The “Ten things I hate to see in a book” meme…

1. A character who looks in a mirror (shop window or whatever) so that the author can then describe them. So done to death.

2. A dream sequence where the reader is misled into thinking it is real, only to have character wake up and “Oh, it was all a dream.”

3. Women characters who all seem to be weepy and incompetent in a crisis. Geez, women have kept the human race alive through the worst of times – very few are hysterical in a real crisis.

4. Rip-off plots. Books written to coast along on in the wake of a bestseller. You know, Da Vinci Code look-alikes. Someone writes a bestseller about being a drug-addicted, one-armed juggler living on the streets of London with a pet giraffe, and next thing you know there are dozens of books about drug-addicted, one-armed ju…

5. A mass of truly horrible characters none of whom I can empathise with, doing truly horrible stuff, none of which I can sympathise with. You’ve gotta offer me something better than that to keep me reading.

6. Women characters who, when together, never talk about anything but their relationships with men and clothes/fashion.

7. Male heroic figures who never care about all the killing they do.

8. Villains who have no purpose to their villainy except to be villainous. Why? What’s the pay-off ?

9. A character that is too like me. Please, I wanna read to get away from it all…

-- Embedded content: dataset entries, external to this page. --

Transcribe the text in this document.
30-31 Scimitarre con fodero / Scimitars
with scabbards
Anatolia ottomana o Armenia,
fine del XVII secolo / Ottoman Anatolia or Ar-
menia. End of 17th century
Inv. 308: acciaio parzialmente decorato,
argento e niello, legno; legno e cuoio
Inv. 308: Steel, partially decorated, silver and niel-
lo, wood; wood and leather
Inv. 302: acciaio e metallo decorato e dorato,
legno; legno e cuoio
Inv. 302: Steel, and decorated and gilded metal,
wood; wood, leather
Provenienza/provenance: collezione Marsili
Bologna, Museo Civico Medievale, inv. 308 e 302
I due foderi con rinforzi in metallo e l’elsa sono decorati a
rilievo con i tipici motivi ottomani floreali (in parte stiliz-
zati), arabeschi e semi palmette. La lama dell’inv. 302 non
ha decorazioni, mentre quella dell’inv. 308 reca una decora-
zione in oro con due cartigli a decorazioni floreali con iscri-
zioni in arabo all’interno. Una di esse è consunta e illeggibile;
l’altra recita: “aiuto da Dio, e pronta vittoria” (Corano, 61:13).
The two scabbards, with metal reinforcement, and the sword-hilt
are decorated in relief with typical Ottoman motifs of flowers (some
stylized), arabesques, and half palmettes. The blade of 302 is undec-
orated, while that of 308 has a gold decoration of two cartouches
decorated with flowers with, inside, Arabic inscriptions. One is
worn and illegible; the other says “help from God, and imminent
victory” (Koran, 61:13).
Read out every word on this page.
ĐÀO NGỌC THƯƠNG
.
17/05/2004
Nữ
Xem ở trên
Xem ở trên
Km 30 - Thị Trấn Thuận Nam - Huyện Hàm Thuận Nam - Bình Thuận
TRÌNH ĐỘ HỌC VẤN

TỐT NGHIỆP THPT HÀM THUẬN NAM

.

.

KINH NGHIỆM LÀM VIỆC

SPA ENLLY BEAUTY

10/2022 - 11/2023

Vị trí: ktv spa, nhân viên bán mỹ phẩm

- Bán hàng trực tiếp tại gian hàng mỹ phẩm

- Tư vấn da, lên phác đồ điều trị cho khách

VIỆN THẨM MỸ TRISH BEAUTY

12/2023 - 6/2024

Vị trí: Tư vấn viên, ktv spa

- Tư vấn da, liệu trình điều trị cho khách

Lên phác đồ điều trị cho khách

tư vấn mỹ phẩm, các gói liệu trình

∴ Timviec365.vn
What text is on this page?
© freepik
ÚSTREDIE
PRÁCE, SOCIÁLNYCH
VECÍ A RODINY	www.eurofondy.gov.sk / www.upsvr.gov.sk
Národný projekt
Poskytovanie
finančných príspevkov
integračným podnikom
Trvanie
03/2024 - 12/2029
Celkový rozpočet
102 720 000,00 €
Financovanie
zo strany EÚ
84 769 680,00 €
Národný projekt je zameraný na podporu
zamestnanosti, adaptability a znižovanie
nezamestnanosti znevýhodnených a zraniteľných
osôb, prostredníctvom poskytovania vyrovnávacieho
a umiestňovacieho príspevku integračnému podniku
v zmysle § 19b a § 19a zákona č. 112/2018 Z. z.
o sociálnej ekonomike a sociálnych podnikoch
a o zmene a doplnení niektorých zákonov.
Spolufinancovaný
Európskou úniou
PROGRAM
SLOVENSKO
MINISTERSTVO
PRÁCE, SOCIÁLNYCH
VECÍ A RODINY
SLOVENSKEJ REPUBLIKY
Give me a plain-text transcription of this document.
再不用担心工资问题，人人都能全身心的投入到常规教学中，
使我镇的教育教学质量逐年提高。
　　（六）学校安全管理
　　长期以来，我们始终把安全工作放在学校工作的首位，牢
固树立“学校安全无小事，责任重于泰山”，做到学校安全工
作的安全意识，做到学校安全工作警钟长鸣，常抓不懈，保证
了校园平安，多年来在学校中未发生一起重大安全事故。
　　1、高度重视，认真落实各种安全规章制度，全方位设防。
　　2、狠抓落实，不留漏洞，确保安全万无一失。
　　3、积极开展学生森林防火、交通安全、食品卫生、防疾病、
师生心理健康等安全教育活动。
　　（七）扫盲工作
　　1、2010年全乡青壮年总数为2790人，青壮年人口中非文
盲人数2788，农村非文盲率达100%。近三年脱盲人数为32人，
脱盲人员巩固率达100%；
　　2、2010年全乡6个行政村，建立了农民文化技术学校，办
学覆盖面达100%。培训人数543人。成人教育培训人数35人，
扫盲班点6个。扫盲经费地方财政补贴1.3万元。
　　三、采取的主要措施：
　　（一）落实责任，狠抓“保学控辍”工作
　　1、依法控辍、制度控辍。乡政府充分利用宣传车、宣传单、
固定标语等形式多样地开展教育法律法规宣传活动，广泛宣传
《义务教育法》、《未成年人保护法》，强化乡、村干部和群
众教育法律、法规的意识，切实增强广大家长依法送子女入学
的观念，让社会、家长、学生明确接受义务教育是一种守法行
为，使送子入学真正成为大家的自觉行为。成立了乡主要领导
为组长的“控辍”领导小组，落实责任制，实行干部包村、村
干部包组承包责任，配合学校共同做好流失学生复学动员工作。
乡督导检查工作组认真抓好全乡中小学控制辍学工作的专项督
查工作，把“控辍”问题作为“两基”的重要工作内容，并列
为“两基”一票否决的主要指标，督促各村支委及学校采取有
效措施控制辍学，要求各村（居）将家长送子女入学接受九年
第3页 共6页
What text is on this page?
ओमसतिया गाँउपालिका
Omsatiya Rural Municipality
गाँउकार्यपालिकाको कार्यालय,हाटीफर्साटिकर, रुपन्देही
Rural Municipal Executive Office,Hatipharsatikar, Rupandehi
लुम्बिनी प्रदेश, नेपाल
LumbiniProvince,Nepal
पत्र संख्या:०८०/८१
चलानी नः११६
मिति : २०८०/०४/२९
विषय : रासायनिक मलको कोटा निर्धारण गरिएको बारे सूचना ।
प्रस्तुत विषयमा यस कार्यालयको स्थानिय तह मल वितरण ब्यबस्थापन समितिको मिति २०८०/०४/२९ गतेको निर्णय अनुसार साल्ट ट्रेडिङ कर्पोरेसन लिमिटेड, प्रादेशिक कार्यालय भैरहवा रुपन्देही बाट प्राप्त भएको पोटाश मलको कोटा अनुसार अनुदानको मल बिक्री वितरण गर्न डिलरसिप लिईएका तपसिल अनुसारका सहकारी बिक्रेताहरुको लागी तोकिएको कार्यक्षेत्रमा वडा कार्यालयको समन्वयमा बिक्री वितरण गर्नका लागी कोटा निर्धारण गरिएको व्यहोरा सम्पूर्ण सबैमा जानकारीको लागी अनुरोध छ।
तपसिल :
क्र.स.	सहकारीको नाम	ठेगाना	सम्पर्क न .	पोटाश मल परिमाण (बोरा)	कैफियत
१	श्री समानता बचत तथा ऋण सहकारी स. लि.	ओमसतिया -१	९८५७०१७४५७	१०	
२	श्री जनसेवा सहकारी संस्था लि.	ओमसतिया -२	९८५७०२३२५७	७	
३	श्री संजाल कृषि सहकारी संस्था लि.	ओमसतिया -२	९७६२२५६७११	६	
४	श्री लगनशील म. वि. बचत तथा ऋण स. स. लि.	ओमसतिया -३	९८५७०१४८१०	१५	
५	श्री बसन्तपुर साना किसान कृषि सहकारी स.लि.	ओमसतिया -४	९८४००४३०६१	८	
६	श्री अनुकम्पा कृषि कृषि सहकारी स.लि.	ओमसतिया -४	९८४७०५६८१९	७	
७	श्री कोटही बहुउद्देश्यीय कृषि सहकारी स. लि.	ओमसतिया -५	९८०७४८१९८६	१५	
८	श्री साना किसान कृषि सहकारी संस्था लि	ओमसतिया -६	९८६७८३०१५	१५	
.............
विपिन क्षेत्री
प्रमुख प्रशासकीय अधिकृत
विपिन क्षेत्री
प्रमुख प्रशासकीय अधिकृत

10. I don’t mind books that make me think. I don’t mind books that leave me up in the air to draw my own conclusions about how everything turned out. But I do loathe books where I simply don’t understand what the hell is going on and where I don’t have enough clues so that I can even guess. And no, I never did get past the first page of Ulysses…


Comments

The “Ten things I hate to see in a book” meme… — 8 Comments

  1. 11) reading long descriptions of characters that involve their history, medical background, training and blood type, only to find that the bloody author kills him off in the next chapter.

    That’s the main reason why I never read a single Tom Clancy book EVER AGAIN.

  2. 1. Done that! *blush*

    2. Can’t believe people still do that.

    6. Yeah, that’s *too much* realism for me. And goes with 5.

    10. Lol! Isn’t Ulysses supposed to be “the best book ever written?”. I have a copy (was free) than I keep to show people when they say fantasy isn’t as good as the classics. Or just to bring out to have a laugh.

  3. I don’t mind dream sequences that are there for a reason and which readers know are dreams…but fooling them – in books or on TV – has always seemed a bit underhand to me. And usually purposeless.

    The mirror-shiny surface thing used to be good. It’s just once of those handy things that has been done to death.

  4. I have seen the dream thing done right. ONCE. The great cartoonist Carl Barks, author of the finest Donald Duck comics, once drew a story which – he must have realized – had a somewhat excessive ending (the super-rich Uncle Scrooge built a whole stairway on the side of a mountain, made of gold coins), so he changed the ending to be a dream. The reason it worked is that he did not make the final revelation linger, but moved on the story to a joke ending: “Uncle Scrooge had a penny left over, and when he offered to spend it for a soda, I knew I was dreaming!” Not much of a joke, of course, but essential to move the story’s ending away from the cliched “Oh, it was only a dream” moment. The point is not to linger portentously on a cliche’ as if it were anything significant.

  5. I totally agree with you on number three. Horrible isn't it? And aren't pictures almost the same with mirrors because they show what you look like? Didn't Shale look at his picture once?